A causa de pica há muito
que é procurada com varias perspectivas. As teorias nutricionais são as mais
citadas, em geral atribuindo à pica a deficiências minerais
específicas, como ferro e zinco.
Para além de se verificar em
populações de África, pica nota-se também em outras partes do mundo
como Estados Unidos, Brasil, Arábia Saudita e China.
A geofagia (comer terra)
é uma prática culturalmente sancionada, e portanto não é considerada um
distúrbio.
Está documentado desde a
pré-historia, e a época dos faraós do Egipto. É um hábito com muitas variantes
em sua prática e com diversos significados: nutricionais,
psicológicos/psiquiátricos, terapêuticos, antropológicos, místico/religiosos e
antropológicos.
“Na selva amazónica, por exemplo,
por não ser fácil se conseguir sal, grupos indígenas realizavam uma
peregrinação anual em busca da terra salgada. No Peru e Escandinávia a argila é
material comestível. Em algumas regiões da África a prática da geofagia está
associada a crença de que durante o primeiro trimestre da gestação diminui as
náuseas e estimula a secreção láctea quando o bebé nascer”, lê-se no documento.

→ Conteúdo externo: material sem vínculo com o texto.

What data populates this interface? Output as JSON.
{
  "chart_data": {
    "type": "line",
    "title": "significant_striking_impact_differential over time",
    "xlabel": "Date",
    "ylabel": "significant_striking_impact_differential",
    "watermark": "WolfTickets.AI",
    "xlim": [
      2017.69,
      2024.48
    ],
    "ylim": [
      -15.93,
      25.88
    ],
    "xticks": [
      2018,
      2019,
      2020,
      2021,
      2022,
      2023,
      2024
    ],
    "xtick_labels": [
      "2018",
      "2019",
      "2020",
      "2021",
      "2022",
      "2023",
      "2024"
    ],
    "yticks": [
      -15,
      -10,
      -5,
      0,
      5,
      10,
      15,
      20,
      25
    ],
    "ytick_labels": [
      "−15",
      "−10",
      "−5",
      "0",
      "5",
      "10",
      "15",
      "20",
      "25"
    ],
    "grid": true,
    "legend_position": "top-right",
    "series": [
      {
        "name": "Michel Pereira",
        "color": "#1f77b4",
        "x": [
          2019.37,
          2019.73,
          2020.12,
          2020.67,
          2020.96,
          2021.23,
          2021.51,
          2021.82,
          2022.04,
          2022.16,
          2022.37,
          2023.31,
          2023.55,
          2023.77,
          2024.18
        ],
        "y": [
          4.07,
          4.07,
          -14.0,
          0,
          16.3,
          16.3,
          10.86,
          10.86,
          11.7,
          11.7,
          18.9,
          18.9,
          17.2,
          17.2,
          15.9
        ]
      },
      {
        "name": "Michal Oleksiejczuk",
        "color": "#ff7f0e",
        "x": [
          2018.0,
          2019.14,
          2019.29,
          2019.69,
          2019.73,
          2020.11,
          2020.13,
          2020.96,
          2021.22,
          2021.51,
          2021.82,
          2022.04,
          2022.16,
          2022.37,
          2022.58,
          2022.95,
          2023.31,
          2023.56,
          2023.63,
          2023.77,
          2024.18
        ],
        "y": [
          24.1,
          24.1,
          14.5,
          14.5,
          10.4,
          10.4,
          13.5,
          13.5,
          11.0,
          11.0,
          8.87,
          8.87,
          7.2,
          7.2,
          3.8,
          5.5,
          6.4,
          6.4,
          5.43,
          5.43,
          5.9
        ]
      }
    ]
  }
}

A causa básica da geofagia é
desconhecida, sendo que a deficiência de ferro no consumidor é a mais
divulgada. Outros estudos relacionam a geofagia com a deficiência de zinco ou
com as deficiências nutricionais múltiplas.
O problema coloca-se quando as
pessoas consomem terra como se fosse moda, sem prestar atenção às condições
nada higiénicas do processo de preparação.